A 100-hectare watershed with uniform land use has a time of concentration of 2 hours. What will be the peak runoff rate at its outlet due to a storm with uniform rainfall intensity of 6 cm/h for a fixed return period? The runoff coefficient is 0.60.

• A. 5 m\(^3\)/sec
• B. 8 m\(^3\)/sec
• C. 10 m\(^3\)/sec
• D. 12 m\(^3\)/sec

Hint:

The Rational Method formula \(Q = CIA\) is simple, but unit conversion is the most common source of errors. Using the formula \( Q = \frac{CIA}{360} \) with I in mm/hr and A in hectares directly gives Q in m\(^3\)/s, which is a useful shortcut.

Answer 1

The Correct Option is C

Step 1: Identify the Rational Method formula. The Rational Method is used to estimate the peak runoff rate from a small watershed.
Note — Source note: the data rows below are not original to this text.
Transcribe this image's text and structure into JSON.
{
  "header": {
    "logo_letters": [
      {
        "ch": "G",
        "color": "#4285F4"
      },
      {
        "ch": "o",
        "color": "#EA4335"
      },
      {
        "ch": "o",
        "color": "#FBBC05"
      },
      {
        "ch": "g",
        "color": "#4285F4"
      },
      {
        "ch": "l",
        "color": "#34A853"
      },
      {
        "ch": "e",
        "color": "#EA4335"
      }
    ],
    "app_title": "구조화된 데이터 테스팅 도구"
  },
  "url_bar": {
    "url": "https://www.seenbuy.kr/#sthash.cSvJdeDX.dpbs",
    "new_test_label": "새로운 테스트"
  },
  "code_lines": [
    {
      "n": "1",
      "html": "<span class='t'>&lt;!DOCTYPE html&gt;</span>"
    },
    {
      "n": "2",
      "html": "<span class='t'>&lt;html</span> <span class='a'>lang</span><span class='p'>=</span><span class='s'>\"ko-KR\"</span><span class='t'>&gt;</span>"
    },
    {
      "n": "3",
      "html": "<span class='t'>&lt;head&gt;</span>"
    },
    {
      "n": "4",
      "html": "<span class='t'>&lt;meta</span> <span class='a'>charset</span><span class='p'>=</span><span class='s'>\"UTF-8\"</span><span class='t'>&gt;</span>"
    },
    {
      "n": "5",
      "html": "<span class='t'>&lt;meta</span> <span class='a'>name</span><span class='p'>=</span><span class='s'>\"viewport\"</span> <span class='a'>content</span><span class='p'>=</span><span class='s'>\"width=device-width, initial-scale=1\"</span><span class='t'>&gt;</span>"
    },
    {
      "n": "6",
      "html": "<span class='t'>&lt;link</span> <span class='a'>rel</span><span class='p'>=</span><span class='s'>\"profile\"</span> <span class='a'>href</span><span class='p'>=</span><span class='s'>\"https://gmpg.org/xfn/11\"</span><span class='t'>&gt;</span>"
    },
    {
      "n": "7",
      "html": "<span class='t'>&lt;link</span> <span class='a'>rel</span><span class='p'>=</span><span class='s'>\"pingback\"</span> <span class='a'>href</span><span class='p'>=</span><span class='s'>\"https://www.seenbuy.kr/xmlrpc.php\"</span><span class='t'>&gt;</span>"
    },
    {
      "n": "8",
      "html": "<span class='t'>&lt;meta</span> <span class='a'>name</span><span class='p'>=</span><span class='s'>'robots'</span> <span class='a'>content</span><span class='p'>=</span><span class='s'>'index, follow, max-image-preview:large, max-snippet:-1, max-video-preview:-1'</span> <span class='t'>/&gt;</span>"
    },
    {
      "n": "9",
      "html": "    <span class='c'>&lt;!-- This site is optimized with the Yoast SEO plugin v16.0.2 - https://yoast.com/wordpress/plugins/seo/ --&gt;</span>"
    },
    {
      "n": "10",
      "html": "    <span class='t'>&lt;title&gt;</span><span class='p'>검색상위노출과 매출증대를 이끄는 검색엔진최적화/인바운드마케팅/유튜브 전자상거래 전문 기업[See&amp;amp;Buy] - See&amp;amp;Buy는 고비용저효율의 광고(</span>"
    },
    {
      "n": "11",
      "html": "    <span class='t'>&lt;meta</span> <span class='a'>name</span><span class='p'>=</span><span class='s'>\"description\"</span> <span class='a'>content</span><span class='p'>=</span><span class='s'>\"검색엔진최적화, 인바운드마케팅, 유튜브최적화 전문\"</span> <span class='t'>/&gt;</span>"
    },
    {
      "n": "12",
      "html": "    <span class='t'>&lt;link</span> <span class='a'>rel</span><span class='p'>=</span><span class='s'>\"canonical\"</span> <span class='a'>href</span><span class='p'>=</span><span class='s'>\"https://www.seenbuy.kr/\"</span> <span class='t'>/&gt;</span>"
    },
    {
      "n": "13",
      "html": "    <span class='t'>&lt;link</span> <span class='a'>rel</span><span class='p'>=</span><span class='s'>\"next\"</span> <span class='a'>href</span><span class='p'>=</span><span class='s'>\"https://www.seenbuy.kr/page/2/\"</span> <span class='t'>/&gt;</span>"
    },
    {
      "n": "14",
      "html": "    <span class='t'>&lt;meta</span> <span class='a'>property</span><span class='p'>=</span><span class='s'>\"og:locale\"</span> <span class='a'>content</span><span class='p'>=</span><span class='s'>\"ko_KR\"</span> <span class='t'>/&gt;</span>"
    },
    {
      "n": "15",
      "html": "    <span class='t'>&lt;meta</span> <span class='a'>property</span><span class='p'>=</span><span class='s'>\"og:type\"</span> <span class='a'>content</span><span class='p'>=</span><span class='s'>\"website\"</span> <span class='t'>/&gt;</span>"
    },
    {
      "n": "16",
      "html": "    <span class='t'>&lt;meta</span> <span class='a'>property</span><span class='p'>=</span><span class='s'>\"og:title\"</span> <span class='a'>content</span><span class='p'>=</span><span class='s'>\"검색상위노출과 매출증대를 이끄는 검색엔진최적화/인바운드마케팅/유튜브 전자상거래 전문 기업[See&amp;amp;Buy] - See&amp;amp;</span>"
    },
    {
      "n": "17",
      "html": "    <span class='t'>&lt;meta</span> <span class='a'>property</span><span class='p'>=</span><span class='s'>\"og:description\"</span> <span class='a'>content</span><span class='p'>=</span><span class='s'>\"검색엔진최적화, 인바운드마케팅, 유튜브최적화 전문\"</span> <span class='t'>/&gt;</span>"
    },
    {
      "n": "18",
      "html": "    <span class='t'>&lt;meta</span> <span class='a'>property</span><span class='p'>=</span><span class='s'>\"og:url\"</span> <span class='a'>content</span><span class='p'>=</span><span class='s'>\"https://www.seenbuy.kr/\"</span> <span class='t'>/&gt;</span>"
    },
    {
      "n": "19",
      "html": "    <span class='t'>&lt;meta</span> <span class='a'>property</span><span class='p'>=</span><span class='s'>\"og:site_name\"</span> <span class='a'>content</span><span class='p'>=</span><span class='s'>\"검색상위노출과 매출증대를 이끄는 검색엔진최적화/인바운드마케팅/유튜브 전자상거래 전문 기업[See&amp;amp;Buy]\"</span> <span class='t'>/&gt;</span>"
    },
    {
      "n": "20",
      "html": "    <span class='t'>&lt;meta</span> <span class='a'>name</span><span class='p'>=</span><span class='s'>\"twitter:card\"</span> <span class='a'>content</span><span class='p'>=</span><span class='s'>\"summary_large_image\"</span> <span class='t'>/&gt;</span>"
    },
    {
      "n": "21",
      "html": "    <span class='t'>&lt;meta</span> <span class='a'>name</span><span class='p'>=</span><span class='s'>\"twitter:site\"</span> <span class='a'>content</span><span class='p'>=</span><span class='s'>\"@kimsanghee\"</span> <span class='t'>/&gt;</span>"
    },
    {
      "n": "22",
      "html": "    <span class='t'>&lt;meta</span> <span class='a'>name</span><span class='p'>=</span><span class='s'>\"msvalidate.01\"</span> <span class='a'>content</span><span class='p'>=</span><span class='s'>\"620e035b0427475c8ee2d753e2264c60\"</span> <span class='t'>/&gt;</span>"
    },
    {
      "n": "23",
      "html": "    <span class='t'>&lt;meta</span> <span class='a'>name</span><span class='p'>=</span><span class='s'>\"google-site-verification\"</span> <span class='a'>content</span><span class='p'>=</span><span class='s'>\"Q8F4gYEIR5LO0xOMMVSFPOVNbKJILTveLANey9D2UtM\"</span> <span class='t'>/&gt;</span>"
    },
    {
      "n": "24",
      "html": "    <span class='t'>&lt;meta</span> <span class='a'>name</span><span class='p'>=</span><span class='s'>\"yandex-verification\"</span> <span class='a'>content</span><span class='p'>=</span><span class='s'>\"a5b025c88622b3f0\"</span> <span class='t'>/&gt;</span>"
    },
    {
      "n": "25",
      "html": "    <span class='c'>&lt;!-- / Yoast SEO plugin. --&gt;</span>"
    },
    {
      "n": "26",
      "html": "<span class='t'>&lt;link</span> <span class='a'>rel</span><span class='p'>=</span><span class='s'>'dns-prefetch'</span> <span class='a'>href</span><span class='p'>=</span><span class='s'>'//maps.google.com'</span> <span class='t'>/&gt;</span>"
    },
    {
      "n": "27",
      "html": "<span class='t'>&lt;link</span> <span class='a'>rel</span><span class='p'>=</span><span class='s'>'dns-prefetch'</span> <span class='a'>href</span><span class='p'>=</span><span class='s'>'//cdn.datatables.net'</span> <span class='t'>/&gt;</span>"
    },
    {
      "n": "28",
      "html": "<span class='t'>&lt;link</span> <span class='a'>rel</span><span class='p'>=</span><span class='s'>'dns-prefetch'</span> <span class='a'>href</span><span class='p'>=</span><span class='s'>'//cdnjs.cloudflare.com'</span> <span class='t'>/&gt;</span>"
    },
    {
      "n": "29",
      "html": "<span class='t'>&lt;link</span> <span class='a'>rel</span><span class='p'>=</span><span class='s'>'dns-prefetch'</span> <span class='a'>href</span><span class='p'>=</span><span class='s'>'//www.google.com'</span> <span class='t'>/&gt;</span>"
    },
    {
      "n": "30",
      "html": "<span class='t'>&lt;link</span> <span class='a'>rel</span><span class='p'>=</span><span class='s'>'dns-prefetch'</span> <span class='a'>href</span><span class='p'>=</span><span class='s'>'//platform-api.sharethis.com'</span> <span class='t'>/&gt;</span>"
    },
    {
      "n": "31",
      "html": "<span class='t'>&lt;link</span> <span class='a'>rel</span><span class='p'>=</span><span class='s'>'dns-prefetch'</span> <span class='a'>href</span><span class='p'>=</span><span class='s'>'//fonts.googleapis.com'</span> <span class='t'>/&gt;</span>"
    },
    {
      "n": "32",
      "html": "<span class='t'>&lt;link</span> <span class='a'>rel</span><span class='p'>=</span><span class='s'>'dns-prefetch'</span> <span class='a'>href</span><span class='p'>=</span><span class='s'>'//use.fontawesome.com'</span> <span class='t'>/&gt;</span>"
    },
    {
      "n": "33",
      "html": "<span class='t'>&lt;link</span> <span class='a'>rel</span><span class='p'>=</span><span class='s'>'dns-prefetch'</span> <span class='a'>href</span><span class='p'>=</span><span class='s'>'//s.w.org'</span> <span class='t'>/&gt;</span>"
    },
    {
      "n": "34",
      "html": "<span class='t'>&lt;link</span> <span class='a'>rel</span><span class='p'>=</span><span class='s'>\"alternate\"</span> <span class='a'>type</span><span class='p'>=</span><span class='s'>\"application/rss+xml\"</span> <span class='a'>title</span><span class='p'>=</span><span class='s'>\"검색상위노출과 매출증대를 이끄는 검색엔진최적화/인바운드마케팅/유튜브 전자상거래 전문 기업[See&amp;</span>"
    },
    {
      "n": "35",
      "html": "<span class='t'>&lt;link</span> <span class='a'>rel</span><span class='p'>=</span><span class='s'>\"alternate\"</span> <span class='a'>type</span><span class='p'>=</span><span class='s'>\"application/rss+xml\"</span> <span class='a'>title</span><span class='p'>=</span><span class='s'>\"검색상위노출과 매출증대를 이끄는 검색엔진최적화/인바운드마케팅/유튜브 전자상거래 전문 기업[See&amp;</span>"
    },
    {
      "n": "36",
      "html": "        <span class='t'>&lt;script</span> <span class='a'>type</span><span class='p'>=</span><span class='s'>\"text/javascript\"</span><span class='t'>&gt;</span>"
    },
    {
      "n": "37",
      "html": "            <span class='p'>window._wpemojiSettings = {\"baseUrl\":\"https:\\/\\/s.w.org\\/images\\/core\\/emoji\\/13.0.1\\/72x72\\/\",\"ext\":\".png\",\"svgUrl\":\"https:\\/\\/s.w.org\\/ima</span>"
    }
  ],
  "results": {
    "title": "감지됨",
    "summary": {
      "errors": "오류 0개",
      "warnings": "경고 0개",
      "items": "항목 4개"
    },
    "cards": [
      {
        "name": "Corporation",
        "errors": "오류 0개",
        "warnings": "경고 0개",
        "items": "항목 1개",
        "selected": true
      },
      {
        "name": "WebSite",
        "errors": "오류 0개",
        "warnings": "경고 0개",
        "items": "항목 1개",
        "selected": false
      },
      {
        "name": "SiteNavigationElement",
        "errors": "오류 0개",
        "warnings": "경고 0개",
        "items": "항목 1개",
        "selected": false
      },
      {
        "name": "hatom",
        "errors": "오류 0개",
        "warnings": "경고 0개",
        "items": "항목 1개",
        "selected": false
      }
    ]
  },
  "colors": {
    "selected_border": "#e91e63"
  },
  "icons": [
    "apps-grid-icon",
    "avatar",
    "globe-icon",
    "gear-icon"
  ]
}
The formula is: \[ Q = C \cdot I \cdot A \] where \(Q\) is the peak discharge, \(C\) is the runoff coefficient, \(I\) is the rainfall intensity for a duration equal to the time of concentration, and \(A\) is the watershed area.
Step 2: Ensure consistent units.
To get the discharge \(Q\) in m\(^3\)/s, the other parameters must be in compatible units. A common form of the equation is: \[ Q (\text{m}^3/\text{s}) = \frac{C \cdot I (\text{mm/h}) \cdot A (\text{ha})}{360} \] Let's convert the intensity to mm/h: \(I = 6\) cm/h \( = 60\) mm/h.
Step 3: Substitute the given values into the formula.
- Runoff coefficient, \(C = 0.60\)
- Rainfall intensity, \(I = 60\) mm/h
- Area, \(A = 100\) ha \[ Q = \frac{0.60 \times 60 \times 100}{360} = \frac{3600}{360} = 10 \text{ m}^3/\text{s} \]